当然、プロジェクトで知っている人たちと仲良く仕事した方が楽しいし、慣れている仕事をした方が自己肯定感も高まる。けど、周りと違う道を進んでよかったと思っています。苦しいけど、人と違う道を進んだ方が自分の色がつくので。
チャンスを引き寄せるためには、信頼を貯めること。期待に応えられない自分はダサい
—— TrexEdge 立ち上げの話が舞い込んできたように、チャンスを引き寄せるために普段から意識されていることはありますか?
信頼を貯めることです。例えば、僕が後輩に仕事をお願いするときも「この人ならやってくれそうだな」と思うから任せるわけで。期待されるためには日頃から信頼を貯めていくしかありません。どんなにきつくても絶対に逃げずにやりきるとか。こうした日々の行動を積み重ねていくしかないと思います。
—— なかなかそれができない人も多い中で、小川さんがそこまで努力できる理由を教えてください。
負けず嫌いだし、カッコよく生きたいんです。期待に応えられない自分はすごくダサいし、期待を裏切りたくない。だから、僕は守備範囲外の仕事も任されたら全力で応えようとするタイプです。

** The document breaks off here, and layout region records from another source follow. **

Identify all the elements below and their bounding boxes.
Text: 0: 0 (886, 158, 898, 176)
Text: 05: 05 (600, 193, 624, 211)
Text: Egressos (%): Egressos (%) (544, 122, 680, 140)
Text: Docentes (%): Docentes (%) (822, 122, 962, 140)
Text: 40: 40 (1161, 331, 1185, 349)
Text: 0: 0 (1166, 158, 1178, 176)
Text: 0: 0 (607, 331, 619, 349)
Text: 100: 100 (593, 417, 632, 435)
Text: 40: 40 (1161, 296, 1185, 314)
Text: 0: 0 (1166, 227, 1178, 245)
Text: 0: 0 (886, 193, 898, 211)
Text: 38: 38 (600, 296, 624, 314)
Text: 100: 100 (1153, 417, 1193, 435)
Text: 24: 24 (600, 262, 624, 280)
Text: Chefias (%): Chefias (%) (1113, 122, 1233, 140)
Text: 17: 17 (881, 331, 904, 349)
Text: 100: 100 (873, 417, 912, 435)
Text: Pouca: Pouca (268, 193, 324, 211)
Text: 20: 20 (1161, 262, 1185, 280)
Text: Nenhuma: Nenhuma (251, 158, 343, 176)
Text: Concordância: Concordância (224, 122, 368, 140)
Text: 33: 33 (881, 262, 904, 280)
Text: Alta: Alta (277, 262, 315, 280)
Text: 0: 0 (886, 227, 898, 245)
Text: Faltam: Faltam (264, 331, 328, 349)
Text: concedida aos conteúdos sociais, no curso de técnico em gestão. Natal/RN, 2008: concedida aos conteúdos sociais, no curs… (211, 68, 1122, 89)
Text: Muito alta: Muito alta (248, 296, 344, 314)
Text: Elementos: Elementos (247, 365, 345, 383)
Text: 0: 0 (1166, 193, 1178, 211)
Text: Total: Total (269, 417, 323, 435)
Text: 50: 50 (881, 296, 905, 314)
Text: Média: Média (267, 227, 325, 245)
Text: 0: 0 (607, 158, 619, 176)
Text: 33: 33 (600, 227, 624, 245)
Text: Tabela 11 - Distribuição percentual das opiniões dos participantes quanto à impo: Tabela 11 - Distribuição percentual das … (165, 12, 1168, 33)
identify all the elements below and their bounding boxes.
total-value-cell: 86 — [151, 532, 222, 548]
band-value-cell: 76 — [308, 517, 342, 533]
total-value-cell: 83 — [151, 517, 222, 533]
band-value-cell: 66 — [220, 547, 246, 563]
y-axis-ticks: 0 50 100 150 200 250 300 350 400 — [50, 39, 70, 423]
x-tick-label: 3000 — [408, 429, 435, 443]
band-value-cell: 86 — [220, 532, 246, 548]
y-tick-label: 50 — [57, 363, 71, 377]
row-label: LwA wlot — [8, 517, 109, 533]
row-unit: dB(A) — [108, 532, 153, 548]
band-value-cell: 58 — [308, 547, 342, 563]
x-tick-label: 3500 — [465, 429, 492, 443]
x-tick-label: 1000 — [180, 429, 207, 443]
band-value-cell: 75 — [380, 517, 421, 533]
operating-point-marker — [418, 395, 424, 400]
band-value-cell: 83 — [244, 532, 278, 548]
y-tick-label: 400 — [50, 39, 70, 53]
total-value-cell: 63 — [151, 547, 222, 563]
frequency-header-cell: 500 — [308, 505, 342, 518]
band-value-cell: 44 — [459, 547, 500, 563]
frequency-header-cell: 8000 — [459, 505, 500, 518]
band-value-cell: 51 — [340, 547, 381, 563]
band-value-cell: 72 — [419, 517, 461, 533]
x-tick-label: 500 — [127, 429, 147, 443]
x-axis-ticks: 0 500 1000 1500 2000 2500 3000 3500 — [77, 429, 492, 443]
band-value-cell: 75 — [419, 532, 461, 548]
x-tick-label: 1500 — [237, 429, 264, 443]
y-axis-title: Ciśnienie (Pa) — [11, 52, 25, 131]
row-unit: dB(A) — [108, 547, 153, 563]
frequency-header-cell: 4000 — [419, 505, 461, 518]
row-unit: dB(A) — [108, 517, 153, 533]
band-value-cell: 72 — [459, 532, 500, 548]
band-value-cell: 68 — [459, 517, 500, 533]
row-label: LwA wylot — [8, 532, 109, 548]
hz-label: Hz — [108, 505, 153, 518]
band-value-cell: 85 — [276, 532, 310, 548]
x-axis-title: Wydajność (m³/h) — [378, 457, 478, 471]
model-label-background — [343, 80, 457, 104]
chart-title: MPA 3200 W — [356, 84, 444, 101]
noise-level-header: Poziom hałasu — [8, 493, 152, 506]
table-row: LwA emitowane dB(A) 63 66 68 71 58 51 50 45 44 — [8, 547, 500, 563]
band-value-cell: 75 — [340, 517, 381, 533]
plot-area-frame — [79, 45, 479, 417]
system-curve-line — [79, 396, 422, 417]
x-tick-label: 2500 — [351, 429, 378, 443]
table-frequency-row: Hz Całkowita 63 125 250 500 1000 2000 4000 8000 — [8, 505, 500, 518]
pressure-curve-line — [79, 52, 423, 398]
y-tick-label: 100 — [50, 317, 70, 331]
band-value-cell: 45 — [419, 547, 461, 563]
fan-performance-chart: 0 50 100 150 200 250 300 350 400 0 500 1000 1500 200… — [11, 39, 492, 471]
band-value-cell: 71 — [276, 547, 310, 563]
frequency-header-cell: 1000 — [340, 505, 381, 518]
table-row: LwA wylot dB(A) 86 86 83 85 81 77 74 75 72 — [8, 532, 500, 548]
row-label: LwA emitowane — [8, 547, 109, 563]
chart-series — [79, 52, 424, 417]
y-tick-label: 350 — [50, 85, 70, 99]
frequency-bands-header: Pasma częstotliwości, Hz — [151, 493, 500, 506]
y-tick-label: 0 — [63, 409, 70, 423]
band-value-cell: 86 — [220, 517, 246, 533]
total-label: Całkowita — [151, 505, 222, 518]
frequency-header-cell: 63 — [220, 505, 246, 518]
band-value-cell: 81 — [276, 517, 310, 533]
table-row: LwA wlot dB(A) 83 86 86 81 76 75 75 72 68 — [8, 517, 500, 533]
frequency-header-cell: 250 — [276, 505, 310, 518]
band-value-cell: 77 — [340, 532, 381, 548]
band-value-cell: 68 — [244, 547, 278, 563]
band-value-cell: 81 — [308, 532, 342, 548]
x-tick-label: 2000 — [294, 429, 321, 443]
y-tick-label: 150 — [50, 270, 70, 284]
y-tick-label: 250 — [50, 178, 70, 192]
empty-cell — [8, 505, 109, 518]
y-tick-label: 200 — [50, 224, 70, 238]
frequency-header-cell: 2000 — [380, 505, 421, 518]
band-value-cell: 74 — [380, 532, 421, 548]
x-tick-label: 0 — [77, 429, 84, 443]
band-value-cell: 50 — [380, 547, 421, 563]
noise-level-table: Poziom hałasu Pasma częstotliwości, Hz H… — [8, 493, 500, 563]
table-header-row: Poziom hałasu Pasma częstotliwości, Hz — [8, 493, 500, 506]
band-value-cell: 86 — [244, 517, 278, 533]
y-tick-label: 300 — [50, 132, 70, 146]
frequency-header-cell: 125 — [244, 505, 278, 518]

それにいまの仕事が好きなんです。だから没頭できるし、勉強も苦にならない。土日に勉強会に参加したり、ビジコンに参加したり、スタートアップのことをひたすら調べたりしても、努力している感覚はありませんでした。
フューチャーに留まり新規事業を立ち上げたのも、ビジコンで選ばれてシリコンバレーに行けたのも、TrexEdge 立ち上げに参加したのも、計画された偶発性を引き寄せた結果です。チャンスは誰にでも平等に訪れるけど、それを掴めるかどうかは自分次第。全ては日頃の準備だと思っています。